Помнится, он еще тогда подивился странному счету.
То было собрание после благой вести, которую легены обсуждали в конференц-зале и теперь пришли к Тергате заедать и запивать ее. Салих, тот самый, звезда электроники, покачивая в длинных смуглых пальцах чашку с кофе, сказал:
— Теперь, когда новое динанское правительство решило отделиться от своей былой автономии, Братство, наконец, сумеет соединить обе половины раковины, и для вящего блеска ему нужна будет жемчужина, чтобы вложить ее туда.
— А ине Тергате пора заказывать двойную тиару египетских фараонов. Черно-белую… Или лучше — красно-белую, как ее парадное платье, чтобы соответствовать всем древним историям, — Имран, изрекая это, элегантно чистил грушу фруктовым ножичком.
— Ну, это вы не подумавши говорите, — Тергата поднялась со своего места. — В Эро на мое будущее воцарение смотрят как на неизбежность, но я-то сама другого мнения. Помните, что я написала? Не хочу быть магистром объединенного Братства.
— Как, любопытно, вы избежите «вокса попули», — пробурчал Хорт.
— А вот как. Карен и Салих, кофе допили — поставьте чашки на стол. Христиане и нехристи делают то же с рюмками. Посуда дорогая и казенная. Имран, не играйте холодным оружием, не ровен час порежетесь, как египетские дамы при виде Иосифа Прекрасного. Все сложили руки на коленях? Хорошо. Я делаю чрезвычайное сообщение.
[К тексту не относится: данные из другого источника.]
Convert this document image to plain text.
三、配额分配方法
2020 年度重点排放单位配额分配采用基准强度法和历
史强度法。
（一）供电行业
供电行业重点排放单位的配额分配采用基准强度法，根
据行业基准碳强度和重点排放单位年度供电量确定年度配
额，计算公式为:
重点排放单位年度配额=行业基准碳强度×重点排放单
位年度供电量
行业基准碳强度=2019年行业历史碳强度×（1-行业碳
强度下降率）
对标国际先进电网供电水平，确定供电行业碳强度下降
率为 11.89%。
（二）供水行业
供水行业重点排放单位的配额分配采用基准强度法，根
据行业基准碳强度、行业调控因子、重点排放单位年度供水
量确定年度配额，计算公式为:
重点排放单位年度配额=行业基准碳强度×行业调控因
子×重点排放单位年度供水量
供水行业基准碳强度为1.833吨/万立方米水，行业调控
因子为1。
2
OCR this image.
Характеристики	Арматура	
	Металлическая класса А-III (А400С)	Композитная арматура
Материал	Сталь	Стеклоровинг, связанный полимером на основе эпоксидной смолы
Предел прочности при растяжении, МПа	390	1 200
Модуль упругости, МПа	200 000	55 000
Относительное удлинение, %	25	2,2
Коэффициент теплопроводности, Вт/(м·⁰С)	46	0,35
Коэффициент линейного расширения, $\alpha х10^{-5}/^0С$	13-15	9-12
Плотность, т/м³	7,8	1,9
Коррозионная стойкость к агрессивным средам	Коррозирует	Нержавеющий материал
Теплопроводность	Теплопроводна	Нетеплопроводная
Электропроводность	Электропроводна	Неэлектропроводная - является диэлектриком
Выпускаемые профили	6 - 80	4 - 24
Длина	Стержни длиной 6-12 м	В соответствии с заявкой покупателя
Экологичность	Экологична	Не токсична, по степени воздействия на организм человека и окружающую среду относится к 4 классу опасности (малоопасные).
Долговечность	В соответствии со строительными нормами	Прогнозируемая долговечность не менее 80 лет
Поскольку дело мое перед вами и Небом завершено, завтра я слагаю с себя звание магистра и отдаю вам силт.
— Господи Боже мой, — шепотом прорыдала Эррата. Остальные не издали ни звука. Только Карен пристальнее обычного посмотрел ей в глаза — с некоторым удовлетворением и будто понимая больше, чем любой из них.
— Друзья мои сердечные, — Тергата улыбнулась им. — Когда я противостояла всем вам, я велела написать это и многое другое в одной запальчивой и глупой бумаге. Если бы в моей душе был мир, я бы только объяснила… как объясняю здесь и теперь.
— Всю мою жизнь я хотела быть самою собой. Бог вложил в меня это упрямство и направил мое стремление, имея некую цель. Но то ли этот мир мне не подходил, то ли я миру — каждый мой шаг ко мне истинной, каждое мое дело, направленное на земное благо людей, оборачивалось гибелью ближних и ближайших моих. Арден… Тейн… Побратим… Волк… Все мои победы приходилось вырывать у судьбы силой и платить по высшей ставке. Во что же это выльется, если я — такая, какой создана, — захочу объединить собой Братство! Наверное, в целую гекатомбу. Нет, на такое я не пойду.
— Говорят, человек всю жизнь ищет себя, а когда познает до конца — тогда кладется предел его земному существованию. И вот я поняла свое естество, хотя мне довелось пробиваться к нему с боем. Уставить мир и родить в него дитя. Помните? Ветер и защита от него, гроза — и заклинание. Меч у босых ног. И сейчас мне кажется, что если я буду и далее упорствовать в земном своем бытии, то погублю нечто трепетное и нежное, что готово в нем зародиться.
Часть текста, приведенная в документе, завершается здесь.